DRIVEN BY intense competition in the digital-TV broadcasting industry, leading production houses and broadcasters have been forced to create quality content not only to attract local viewers, but also to distribute and place Thai ‘soft power’ in overseas
Back in 2010, the “Battle of Angels” – a Thai soap opera revealing a love story among flight attendants – was a massive hit in mainland China and made Thai actor Nawat “Pong” Kulrattanarak one of the most popular overseas actor in that country. T-Pop (Thai-popular) culture via entertainment content remains a force in China to this day, as well as in neighbouring countries.

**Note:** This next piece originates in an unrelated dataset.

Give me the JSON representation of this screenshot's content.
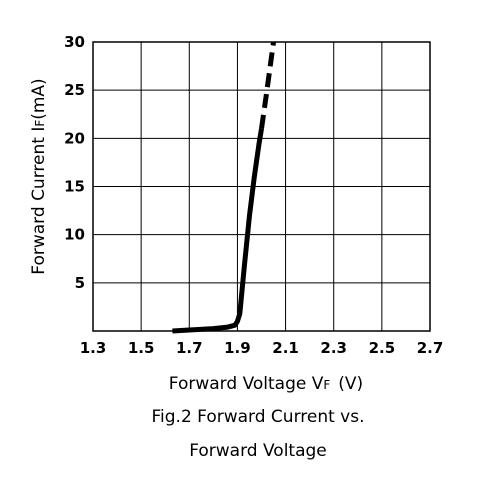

Takonkiet Viravan, who was behind the success of “Battle of Angels”, now serves as chief executive officer of GMM One Digital TV – the operator of One 31 digital-TV channel – and his production houses, Exact and Scenario, continue to export Thai-made soap operas.
“Since we have our own digital free-to-air TV channels, we have had to increase the number of quality television dramas and situation comedies. And most of them have been sold to our long-time partners,” he said. This year, more than 10 TV soaps and sitcoms are being made by the business for broadcasting via this form of media outlet.

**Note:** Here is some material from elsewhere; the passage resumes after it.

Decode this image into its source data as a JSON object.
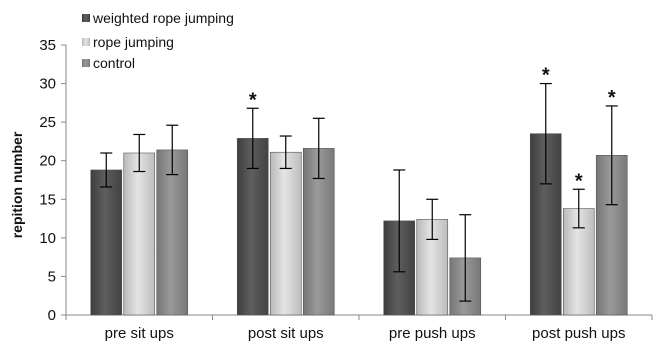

Surapol Perapongpipath, director for sales at GMM One Digital TV, said the company also distributed these finished programmes to neighbouring countries such as Vietnam, Cambodia, Myanmar and China.
Among the exported shows are “Miss Beauty and Talent Thailand, Season 1”, “News Syndrome” and “Leh Ratree”.
“After our shows were aired overseas, our actors and actress also became well-known in those countries. This was a great chance for talented Thai artists to broaden their overseas fan base,” he said.
Srisuda Wanapinyosak, deputy governor for international marketing (Asia and South Pacific) at the Tourism Authority of Thailand (TAT), told The Nation that the popularity of Thai soap operas and films that had been aired overseas could help raise awareness of the country.
“We realised the importance of T-Pop in some countries, namely Vietnam, the Philippines, Indonesia and China. Therefore, the TAT recently appointed Thai heartthrob actor Mario Maurer as Thai tourism ambassador in those markets,” she explained.
Mario became a sensation in the acting world because of his performances in a number of top-rated films over the past decade: “The Love of Siam” in 2007, “A Little Thing Called Love” in 2010 and “Pee Mak Prakanong” in 2013. The TAT plans to organise a series of Mario meet-and-greet events in China, the Philippines, Vietnam and Indonesia during the remainder of the year, she said.
Saithip Montrikul na Ayudhaya, CEO of GMM Channel Digital TV – the operator of GMM 25 digital-TV station – said a number of finished programmes, such as “Club Friday: The Series, Seasons 1–8”, “Wanna Be Sup’tar” and “Ugly Duckling”, had been sold to Southeast Asian markets.
Among local production houses, Workpoint Entertainment appears to be going further than its peers, as it has exported 19 format programmes to five continents after jumping onto this bandwagon in 1999.
Thanasak Hunarak, the company’s chief business development officer, said Workpoint had sold at least 10 format programmes and another 10 finished programmes to key markets such as France, the United Kingdom, Sweden, Peru, Indonesia, Vietnam, Cambodia, Myanmar, Singapore and the US.